Working Session on Scholarly Communication
Scholarly Communication
Convened by
Charles Henry, President, Council on Library and Information Resources
Scholarly communication is turning inexorably into a digital enterprise. The transition from traditional print to electronic media is currently in a crisis stage, with printed journals and monographs giving way (expensively) to not-quite-defined new forms of academic discourse. While no one doubts that scholarly argument will someday be entirely digital, few agree on how digital discourse will be published, distributed, stored, shared, and made economically sustainable. Everyone from libraries and publishers to faculty authors and consumers are struggling to adapt to a future everyone knows is coming but which no one can define.
This working session on scholarly communications will focus on problems and possible solutions related to publication and delivery of digital scholarly argument, and the implications for libraries of a future in which all new academic materials are born digital and traditional materials are digitized. Particular focus will be directed at the challenges and opportunities particular to small liberal arts institutions. In this regard, we will be discussing NITLE’s new Anvil project, which is exploring new forms of digital scholarly argument, developing and testing new platforms and models for academic publishing. Liberal arts colleges and universities, and particularly their libraries, have an unprecedented opportunity to gain control not only over practices and costs of acquisition, distribution, and maintenance of scholarly material, but also over its actual production. The business of producing and publishing scholarly research for use by the wider academic community has until now been monopolized by large research institutions and for-profit publishers, but the advent of digital publishing and production technology has driven down costs to the point where smaller liberal arts institutions can participate in the scholarly communications enterprise as something other than helpless consumers.
Key Questions
- What are likely scenarios for the purchase, distribution, consumption, and ownership of digital scholarly publications?
- How can libraries manage—or at least influence—this process so as to develop reasonable cost models?
- How will new forms of scholarly argument factor into promotion and tenure?
- What kinds of platforms will emerge as dominant?
- Will new publishers emerge, or will traditional publishers reinvent themselves in time to control the new digital marketplace for scholarly material? How can libraries help control or shape this process?
- How can libraries curate, distribute, share, catalog, and otherwise manage digital material?
- What is the role of the library in an exclusively digital world?
- What happens to print collections?
- How can libraries in the NITLE Network share collections so as to lower costs of storage and maintenance of print materials?
- What cost models promise to be most workable in a digital world?
- Is digital transformation a threat to or opportunity for small liberal arts institutions?
About the Session Convener
Charles Henry is the President of the Council on Library and Information Resources (CLIR). He is the former Provost and University Librarian at Rice University, where he also served as founder/publisher of Rice University Press, the nation’s first all-digital university press.
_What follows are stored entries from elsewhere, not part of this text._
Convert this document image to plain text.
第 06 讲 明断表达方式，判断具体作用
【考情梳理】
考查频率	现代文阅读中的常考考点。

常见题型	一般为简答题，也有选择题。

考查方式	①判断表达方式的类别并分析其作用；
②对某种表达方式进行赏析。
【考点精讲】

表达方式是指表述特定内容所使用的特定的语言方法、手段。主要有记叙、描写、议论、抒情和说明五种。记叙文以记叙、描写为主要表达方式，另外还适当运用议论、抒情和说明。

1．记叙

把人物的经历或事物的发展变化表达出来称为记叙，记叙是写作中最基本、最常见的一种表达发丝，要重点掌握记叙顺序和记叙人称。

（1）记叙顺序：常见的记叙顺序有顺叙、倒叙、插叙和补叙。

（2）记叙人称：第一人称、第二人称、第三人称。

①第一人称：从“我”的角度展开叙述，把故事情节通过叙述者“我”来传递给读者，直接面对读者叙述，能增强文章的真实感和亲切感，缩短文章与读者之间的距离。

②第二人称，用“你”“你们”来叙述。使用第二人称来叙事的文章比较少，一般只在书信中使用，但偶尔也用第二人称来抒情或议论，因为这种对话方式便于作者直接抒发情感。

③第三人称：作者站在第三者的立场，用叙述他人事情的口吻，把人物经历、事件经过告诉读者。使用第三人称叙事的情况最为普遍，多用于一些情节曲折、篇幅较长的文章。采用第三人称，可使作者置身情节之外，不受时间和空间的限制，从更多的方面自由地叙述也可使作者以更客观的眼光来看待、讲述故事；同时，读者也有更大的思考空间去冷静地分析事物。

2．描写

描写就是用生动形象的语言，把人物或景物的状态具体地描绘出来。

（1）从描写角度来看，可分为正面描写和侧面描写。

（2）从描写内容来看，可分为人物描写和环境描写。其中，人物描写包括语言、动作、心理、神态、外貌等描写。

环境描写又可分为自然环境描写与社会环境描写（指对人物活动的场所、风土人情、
He is currently a board member of NITLE and of the Center for Research Libraries, and a member of the Scientific Board of the Open Access Publishing in the European Network (OAPEN) project. He has written dozens of publications and received numerous grants and awards, including from The Andrew W. Mellon Foundation, the Samuel H. Kress Foundation, the National Endowment for the Humanities, the National Science Foundation, and the J. Paul Getty Trust.